In Germany, among witches and other occultists Walburgisnacht, or Walburgis Night, is one of the greatest sabbats celebrating fertility. Walburgisnacht is synonymous with Beltane or May Eve since it is celebrated on April 30 . Walburgisnacht became associated with St. Walburga, a nun of the Benedictine Order in Wimbourne, England. In Germany, in 751 she entered a double monastery founded by her brothers according to Anglo-Saxon methods. Upon their deaths she became the abbess. She favored the education of German women. She died in Heidenheim on February 25, 777. Between 870 and 879 her remains were taken to the convent of Eichstatt, which later was named St. Walburga. Her veneration far exceeded the territory in which she lived and served, this was because she always cared for the hungry and victims of the plague. Her relics were sent to Monheim (Bavaria), and Furness, which became a center of her cult in Flanders, and to northern France. By the 9th century "Walburga's oil" was already a sacramental, said capable of miraculous cures. The oil, that is deposited on a stone slab by her relics, still flows yearly from October 12 to February 25, and is collected in small bottles and sent for healings to various parts of the world. Her feast day is May 1.

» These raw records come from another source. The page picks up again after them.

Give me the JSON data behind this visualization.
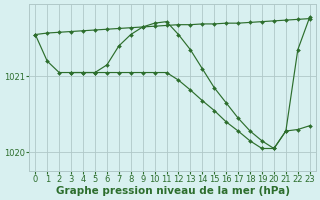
{
  "background_color": "#d8f0f0",
  "grid_color": "#b0c8c8",
  "line_color": "#2d6e2d",
  "xlabel": "Graphe pression niveau de la mer (hPa)",
  "xlabel_fontsize": 7.5,
  "tick_fontsize": 6,
  "yticks": [
    1020,
    1021
  ],
  "ylim": [
    1019.75,
    1021.95
  ],
  "xlim": [
    -0.5,
    23.5
  ],
  "xticks": [
    0,
    1,
    2,
    3,
    4,
    5,
    6,
    7,
    8,
    9,
    10,
    11,
    12,
    13,
    14,
    15,
    16,
    17,
    18,
    19,
    20,
    21,
    22,
    23
  ],
  "series": [
    {
      "x": [
        0,
        1,
        2,
        3,
        4,
        5,
        6,
        7,
        8,
        9,
        10,
        11,
        12,
        13,
        14,
        15,
        16,
        17,
        18,
        19,
        20,
        21,
        22,
        23
      ],
      "y": [
        1021.55,
        1021.57,
        1021.58,
        1021.59,
        1021.6,
        1021.61,
        1021.62,
        1021.63,
        1021.64,
        1021.65,
        1021.66,
        1021.67,
        1021.68,
        1021.68,
        1021.69,
        1021.69,
        1021.7,
        1021.7,
        1021.71,
        1021.72,
        1021.73,
        1021.74,
        1021.75,
        1021.76
      ]
    },
    {
      "x": [
        3,
        4,
        5,
        6,
        7,
        8,
        9,
        10,
        11,
        12,
        13,
        14,
        15,
        16,
        17,
        18,
        19,
        20,
        21,
        22,
        23
      ],
      "y": [
        1021.05,
        1021.05,
        1021.05,
        1021.15,
        1021.4,
        1021.55,
        1021.65,
        1021.7,
        1021.72,
        1021.55,
        1021.35,
        1021.1,
        1020.85,
        1020.65,
        1020.45,
        1020.28,
        1020.15,
        1020.05,
        1020.28,
        1021.35,
        1021.78
      ]
    },
    {
      "x": [
        0,
        1,
        2,
        3,
        4,
        5,
        6,
        7,
        8,
        9,
        10,
        11,
        12,
        13,
        14,
        15,
        16,
        17,
        18,
        19,
        20,
        21,
        22,
        23
      ],
      "y": [
        1021.55,
        1021.2,
        1021.05,
        1021.05,
        1021.05,
        1021.05,
        1021.05,
        1021.05,
        1021.05,
        1021.05,
        1021.05,
        1021.05,
        1020.95,
        1020.82,
        1020.68,
        1020.55,
        1020.4,
        1020.28,
        1020.15,
        1020.05,
        1020.05,
        1020.28,
        1020.3,
        1020.35
      ]
    }
  ]
}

During the Middle Ages Walburgisnacht was thought to be the night of witch revelry throughout Germany, the Low Countries and Scandinavia. This was the one night when witches supposedly mounted their brooms and flew to mountaintops where they carried on wild feasting, dancing, and copulation with the Devil and his demons. Montague Summers observed in The History of Witchcraft and Demonology (1926) "There was not a hill-top in Finland, so the peasant believed, which at midnight on the last day of April was not thronged by demons and sorcerers."
This was thought to be especially true on the Broken, in Germany, a dominant peak in the Harz Mountains, which was an infamous site for witch sabbats. The Harz Mountain range is located in a wild region of northern Germany, a suitable setting for witch sabbats, or so believed the local residents in the 18th century.
It is mysterious that a festival that became associated with diabolical activities would bear the name of a gentle woman of exceptional holiness. Although many modern Witches and pagans observe this holiday, they attach no diabolic activities to it.